What will be on the menu?
Forget California rolls and salmon nigiri, at Sushi Singularity you will eat micro pillar saltwater eel, oze tick kappa roll, powdered sintered uni, negative stiffness honeycomb octopus, cell cultured tuna and dashi soup universe.
Whilst seated at the counter being fed “data food” by a human chef, which acts as a go-between between customer and robot, diners will have a full view of the workings of the machine.
They will be able to spot the food cartridges containing ingredients such as seaweed and crickets that are mixed with water, enzymes and and fibre.
There will be nutrient cylinders containing 14 different vitamins and minerals that will be injected into the mix depending on your needs.
And an “alginate fermenter” that will be able to produce food in sphere shapes thanks to a chemical reaction between sodium alginate and liquid calcium.
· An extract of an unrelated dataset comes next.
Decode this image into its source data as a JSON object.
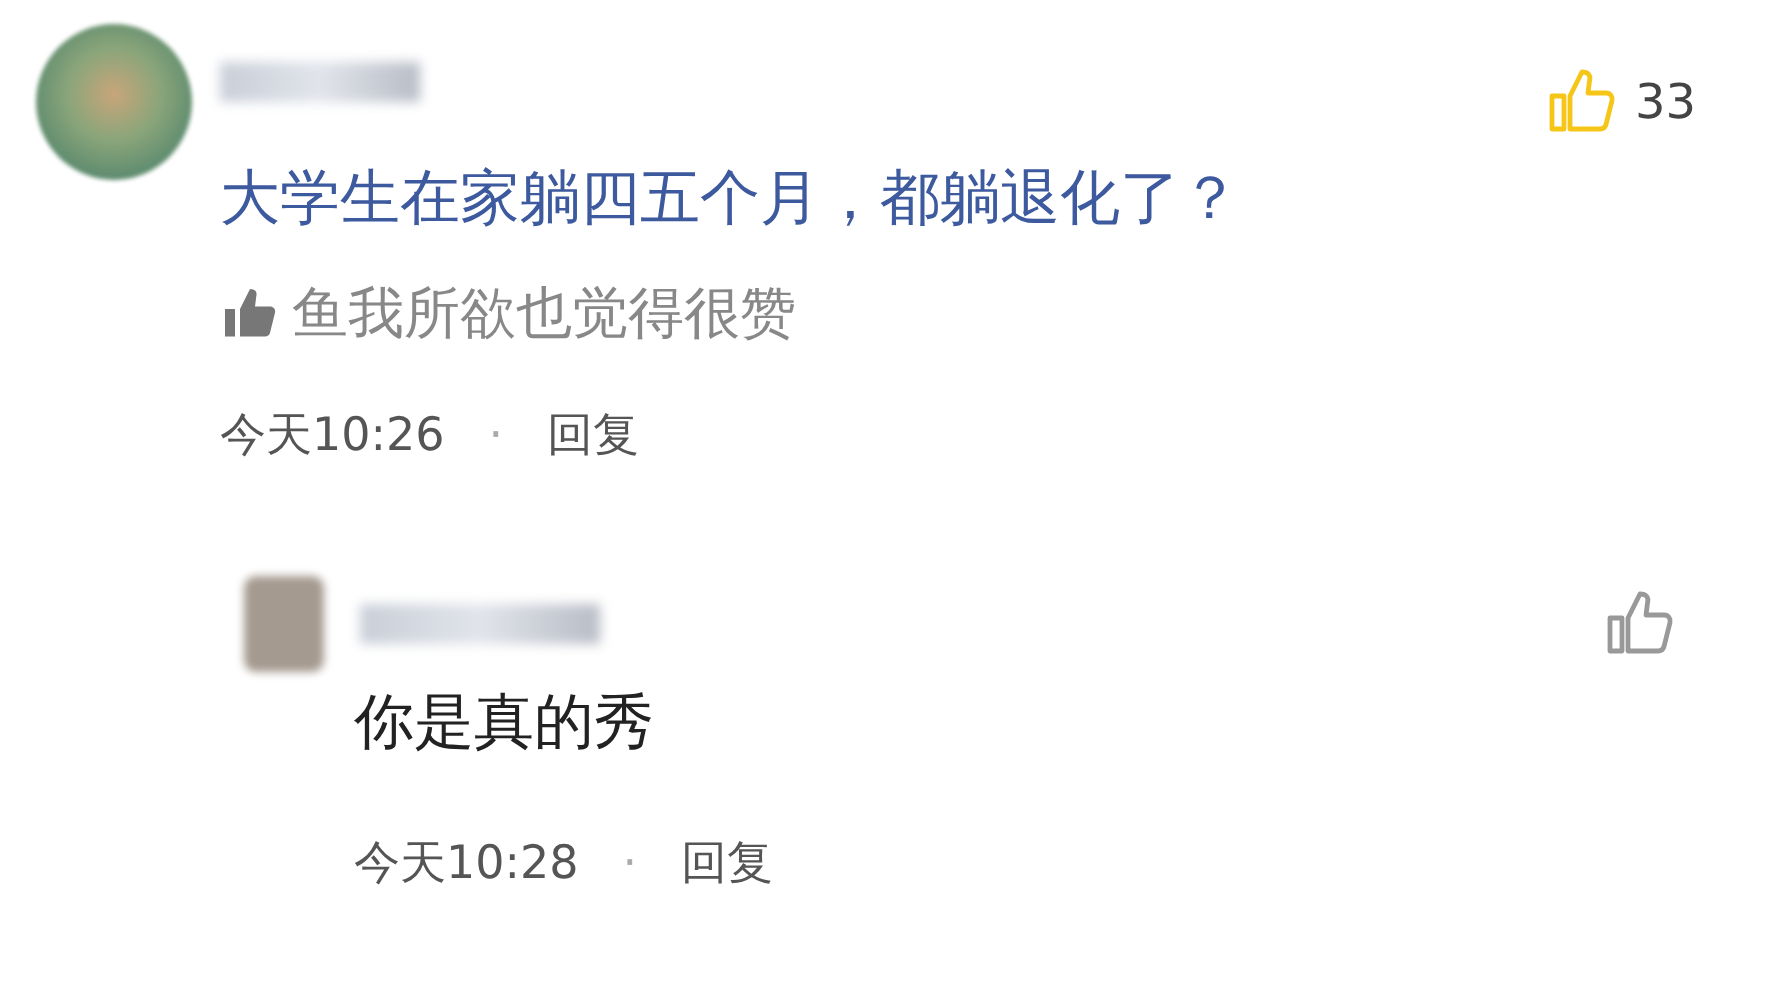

An artificial light farm will cultivate vegetables in enclosed spaces.
Powder-based raw materials will be baked into specific shapes using laser, while “light scattering analysis” ensure every piece of sushi produced is to the correct forms and dimensions.
Globetrender will be the first to make a reservation when Sushi Singularity opens.
By the way, what does “singularity” mean? It’s the hypothesis that “the invention of artificial superintelligence will abruptly trigger runaway technological growth, resulting in unfathomable changes to human civilisation”. Scary and exciting, we are sure you’ll agree.